5. Can you give an example of how blogging has enriched your life?
It’s meant that I’ve got to meet lots of people who are now very good friends of mine. However, I’m also lucky enough to have gained a good relationship with London Underground themselves and with the London Transport Museum. They both treat me as a news outlet – which is quite flattering and send me press releases and invites to events.
I’ve also been invited to some fantastic events by companies related to transport – the best I have to say was a trip on the Orient Express, thanks to Dell. It’s clearly the best way to travel by train and although we only went to Eastleigh, I’ve always wanted to travel on it.
6. Are there any blogs you recommend reading and why?
Brian Pigeon’s Blog – as it’s very funny and how I would imagine a pigeon to speak if it had vocal chords. There’s a strong laddish cockiness about him being the under-dog of the bird world.
IanVisits – Ian spends tons of time visiting unusual parts of London and also has an events calendar of happenings that are off the beaten track
OmNomLondon – I read a lot of food blogs but am impressed by how Melanie has been able to build this up in two years, purely based on the food she eats out. I’m amazed she’s not the size of a horse!
7. What three tips would you give to someone just starting out in blogging?

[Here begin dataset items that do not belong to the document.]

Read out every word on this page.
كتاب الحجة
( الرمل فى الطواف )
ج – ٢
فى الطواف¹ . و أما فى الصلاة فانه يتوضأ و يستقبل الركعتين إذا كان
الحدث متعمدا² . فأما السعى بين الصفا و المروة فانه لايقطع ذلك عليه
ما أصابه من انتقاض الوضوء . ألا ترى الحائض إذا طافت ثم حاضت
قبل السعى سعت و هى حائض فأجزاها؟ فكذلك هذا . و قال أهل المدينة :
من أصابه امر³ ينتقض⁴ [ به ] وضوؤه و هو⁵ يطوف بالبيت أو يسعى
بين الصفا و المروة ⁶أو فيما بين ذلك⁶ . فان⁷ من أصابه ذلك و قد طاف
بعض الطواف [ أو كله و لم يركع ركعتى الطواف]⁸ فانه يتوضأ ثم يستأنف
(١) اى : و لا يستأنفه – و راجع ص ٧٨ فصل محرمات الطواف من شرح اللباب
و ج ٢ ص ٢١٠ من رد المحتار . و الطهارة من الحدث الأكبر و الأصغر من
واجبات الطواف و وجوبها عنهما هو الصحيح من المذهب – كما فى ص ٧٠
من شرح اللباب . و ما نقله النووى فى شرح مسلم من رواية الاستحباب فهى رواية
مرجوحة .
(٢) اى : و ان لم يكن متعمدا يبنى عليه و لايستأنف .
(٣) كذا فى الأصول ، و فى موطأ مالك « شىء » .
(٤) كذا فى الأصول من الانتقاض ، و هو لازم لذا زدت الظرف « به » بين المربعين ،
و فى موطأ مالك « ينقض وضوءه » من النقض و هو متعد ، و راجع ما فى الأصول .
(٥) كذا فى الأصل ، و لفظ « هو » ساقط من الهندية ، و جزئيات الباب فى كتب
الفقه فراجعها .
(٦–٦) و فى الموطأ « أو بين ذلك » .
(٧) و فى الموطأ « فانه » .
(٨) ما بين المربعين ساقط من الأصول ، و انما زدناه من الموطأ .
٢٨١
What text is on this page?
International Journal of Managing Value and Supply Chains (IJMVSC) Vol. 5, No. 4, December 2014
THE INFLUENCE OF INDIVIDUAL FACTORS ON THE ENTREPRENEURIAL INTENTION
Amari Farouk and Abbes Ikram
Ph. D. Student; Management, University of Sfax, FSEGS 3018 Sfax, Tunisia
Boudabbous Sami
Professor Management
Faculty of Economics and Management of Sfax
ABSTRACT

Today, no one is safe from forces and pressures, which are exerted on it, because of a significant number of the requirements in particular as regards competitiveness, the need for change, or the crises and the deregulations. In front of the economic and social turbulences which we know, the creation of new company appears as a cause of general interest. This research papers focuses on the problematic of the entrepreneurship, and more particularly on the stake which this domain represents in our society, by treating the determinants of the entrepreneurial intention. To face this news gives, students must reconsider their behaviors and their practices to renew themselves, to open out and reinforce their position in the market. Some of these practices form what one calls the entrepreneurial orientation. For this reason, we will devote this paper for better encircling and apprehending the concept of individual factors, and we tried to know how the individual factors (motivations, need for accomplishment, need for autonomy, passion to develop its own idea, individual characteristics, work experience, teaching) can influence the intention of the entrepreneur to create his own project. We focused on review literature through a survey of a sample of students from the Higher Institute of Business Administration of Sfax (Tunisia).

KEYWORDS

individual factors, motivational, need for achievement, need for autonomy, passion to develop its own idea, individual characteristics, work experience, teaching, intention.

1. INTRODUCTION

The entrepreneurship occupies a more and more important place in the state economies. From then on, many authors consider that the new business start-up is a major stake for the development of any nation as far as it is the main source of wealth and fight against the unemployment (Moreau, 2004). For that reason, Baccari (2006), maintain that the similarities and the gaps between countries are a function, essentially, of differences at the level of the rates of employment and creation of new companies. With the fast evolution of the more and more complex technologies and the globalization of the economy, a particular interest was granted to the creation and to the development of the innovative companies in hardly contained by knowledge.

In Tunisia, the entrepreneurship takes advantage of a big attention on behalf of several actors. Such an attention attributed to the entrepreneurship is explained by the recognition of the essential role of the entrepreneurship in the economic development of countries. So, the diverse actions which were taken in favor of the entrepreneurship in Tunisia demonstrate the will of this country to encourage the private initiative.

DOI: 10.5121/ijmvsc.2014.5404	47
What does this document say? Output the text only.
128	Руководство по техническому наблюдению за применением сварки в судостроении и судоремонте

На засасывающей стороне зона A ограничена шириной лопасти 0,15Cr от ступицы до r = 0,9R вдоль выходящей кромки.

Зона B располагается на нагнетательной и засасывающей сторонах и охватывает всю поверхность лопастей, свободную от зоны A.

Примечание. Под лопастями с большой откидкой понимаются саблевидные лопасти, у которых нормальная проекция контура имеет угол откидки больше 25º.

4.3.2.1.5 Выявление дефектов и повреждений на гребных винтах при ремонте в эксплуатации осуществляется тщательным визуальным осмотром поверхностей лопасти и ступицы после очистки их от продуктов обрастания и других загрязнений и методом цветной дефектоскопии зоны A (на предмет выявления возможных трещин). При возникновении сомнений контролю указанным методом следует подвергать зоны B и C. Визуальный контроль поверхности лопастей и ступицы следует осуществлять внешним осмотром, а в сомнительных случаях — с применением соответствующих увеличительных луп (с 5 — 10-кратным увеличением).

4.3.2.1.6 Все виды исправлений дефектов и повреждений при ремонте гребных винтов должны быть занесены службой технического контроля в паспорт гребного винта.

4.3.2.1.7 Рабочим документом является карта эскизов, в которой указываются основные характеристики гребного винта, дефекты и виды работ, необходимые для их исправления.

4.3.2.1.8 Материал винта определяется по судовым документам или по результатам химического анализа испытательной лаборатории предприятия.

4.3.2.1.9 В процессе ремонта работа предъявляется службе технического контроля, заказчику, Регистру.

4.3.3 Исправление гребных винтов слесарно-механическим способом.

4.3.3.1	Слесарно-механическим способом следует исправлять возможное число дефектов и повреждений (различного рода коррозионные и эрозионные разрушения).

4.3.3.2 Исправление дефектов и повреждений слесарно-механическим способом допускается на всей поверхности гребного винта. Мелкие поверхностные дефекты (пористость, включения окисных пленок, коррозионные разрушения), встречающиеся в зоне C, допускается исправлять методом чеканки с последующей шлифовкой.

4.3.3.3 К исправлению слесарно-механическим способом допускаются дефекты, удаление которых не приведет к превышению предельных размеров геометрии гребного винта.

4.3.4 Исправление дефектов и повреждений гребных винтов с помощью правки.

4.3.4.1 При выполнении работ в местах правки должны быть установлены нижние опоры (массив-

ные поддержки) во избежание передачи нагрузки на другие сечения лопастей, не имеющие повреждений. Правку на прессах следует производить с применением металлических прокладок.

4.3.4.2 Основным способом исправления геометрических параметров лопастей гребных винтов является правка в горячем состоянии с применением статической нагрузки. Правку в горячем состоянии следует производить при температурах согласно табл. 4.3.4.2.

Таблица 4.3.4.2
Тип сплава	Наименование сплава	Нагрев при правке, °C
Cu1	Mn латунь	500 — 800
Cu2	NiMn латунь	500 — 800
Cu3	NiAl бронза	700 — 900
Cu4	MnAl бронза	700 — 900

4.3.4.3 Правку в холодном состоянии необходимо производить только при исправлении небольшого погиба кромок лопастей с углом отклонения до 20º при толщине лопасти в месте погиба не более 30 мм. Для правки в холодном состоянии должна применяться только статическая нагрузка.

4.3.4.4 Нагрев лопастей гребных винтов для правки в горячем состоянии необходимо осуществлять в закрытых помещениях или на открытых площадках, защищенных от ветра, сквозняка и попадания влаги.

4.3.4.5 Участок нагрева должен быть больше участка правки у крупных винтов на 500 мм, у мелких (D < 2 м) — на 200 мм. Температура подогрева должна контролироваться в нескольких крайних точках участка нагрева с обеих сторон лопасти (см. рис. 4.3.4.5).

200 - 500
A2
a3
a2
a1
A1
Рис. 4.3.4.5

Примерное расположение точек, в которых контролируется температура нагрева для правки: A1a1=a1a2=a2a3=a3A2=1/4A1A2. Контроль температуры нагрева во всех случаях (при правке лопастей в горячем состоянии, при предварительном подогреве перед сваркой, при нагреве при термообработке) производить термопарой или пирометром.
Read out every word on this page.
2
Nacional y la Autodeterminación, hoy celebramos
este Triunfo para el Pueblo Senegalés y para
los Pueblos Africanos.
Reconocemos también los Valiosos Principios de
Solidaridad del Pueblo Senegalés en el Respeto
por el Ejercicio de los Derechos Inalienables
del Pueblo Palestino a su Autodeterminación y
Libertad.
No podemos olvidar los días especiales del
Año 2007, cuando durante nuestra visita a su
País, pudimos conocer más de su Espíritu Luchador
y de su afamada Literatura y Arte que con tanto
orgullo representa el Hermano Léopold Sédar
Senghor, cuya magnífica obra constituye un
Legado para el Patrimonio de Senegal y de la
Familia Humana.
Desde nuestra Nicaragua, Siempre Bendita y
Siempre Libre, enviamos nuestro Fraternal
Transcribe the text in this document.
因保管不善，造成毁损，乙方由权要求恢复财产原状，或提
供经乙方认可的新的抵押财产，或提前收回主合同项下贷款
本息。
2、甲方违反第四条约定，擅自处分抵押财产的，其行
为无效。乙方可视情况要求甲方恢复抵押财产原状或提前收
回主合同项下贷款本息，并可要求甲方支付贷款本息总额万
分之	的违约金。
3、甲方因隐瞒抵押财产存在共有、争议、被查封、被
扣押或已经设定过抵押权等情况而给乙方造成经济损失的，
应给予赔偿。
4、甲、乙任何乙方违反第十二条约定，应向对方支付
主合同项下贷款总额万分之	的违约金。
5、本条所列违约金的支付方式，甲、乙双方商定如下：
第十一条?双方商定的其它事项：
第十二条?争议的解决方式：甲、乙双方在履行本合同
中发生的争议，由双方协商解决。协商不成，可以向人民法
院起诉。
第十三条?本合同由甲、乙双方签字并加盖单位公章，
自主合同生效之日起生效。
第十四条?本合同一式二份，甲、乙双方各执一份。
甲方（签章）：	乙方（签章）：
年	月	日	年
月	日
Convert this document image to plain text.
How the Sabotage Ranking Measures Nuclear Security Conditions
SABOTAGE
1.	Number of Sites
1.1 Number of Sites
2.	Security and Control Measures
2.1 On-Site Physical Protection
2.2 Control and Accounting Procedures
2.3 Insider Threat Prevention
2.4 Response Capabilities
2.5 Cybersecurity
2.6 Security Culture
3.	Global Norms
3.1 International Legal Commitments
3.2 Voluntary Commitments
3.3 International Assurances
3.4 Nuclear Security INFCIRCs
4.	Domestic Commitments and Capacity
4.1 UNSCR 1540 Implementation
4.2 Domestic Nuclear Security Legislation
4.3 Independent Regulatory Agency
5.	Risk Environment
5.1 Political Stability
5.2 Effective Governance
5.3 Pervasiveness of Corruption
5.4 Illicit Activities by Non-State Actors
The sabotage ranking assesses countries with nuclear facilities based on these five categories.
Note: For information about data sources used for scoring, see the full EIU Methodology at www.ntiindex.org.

a) Write about something that you feel passionate about, but don’t feel compelled to write something every day. People will forgive you more for a great post once a week, than so-so posts every day.
b) Don’t be too apologetic or sell yourself down. I see a number of blogs with a subtitle or about this section like “My little piece on the web, which no one probably wants to read, where I meander about nonsense that’s possibly only interesting to me”. That might be true, but it’s not exactly encouraging to hear that up front and doesn’t put the reader in a positive state of mind.
c) Spend at least as much time commenting on other people’s blogs as you do writing your own blog. I don’t mean spam them with links to your blog, but leave a comment on blogs that you admire. Everyone likes to receive feedback on their posts and even if it’s one line – the chances are the blogger will return to look at your blog – specially if you comment regularly.
8. If you could change one thing about your blog what would it be?
I wish Blogspot had a commenting tool when I started. I introduced an external commenting platform onto the blog many moons ago – Haloscan – which was all very well until it was taken over by Echo earlier this year. I had the choice of losing six years worth of comments or migrating to their new system. I chose the latter, because I’m un-techy, but I really don’t like it and will look for a new option early next year.
9. What is the key to getting readers to your blog?
Write regularly – I know I said above don’t feel you need to blog every day, but if people know that you update your blog a few times a week, they’re more likely to bookmark it or put it in their RSS feed. Most people arrive at my blog through a general “london underground” search and as they see the top post was only at most two or three days old, they know it might be worth returning for new content. If your last post was written a month ago, people may think you’ve given up and will be less likely to return.
Add your blog to blog directories like Technorati, Google Blog Search, BritishBlogs and others like it.
Reach out to other bloggers. I mention above that it’s good to comment on other blogs. After a while ask if they might add you to their blog roll or offer to write a guest post, if you feel you can add an interesting perspective to their blog. The more links you have to your blog, this will really help your position in search engines
10. And finally, why do you come to the London Bloggers Meetups?
It’s a great way to meet a whole range of bloggers. From people who’ve been blogging for years, to ones who are just starting out. Eveyone has similar issues and problems and can learn from each other. The bloggers who attend are very open & friendly and happy to share ideas.
Plus you normally find a great sponsor and it’s hard to say no to a free drink in good company!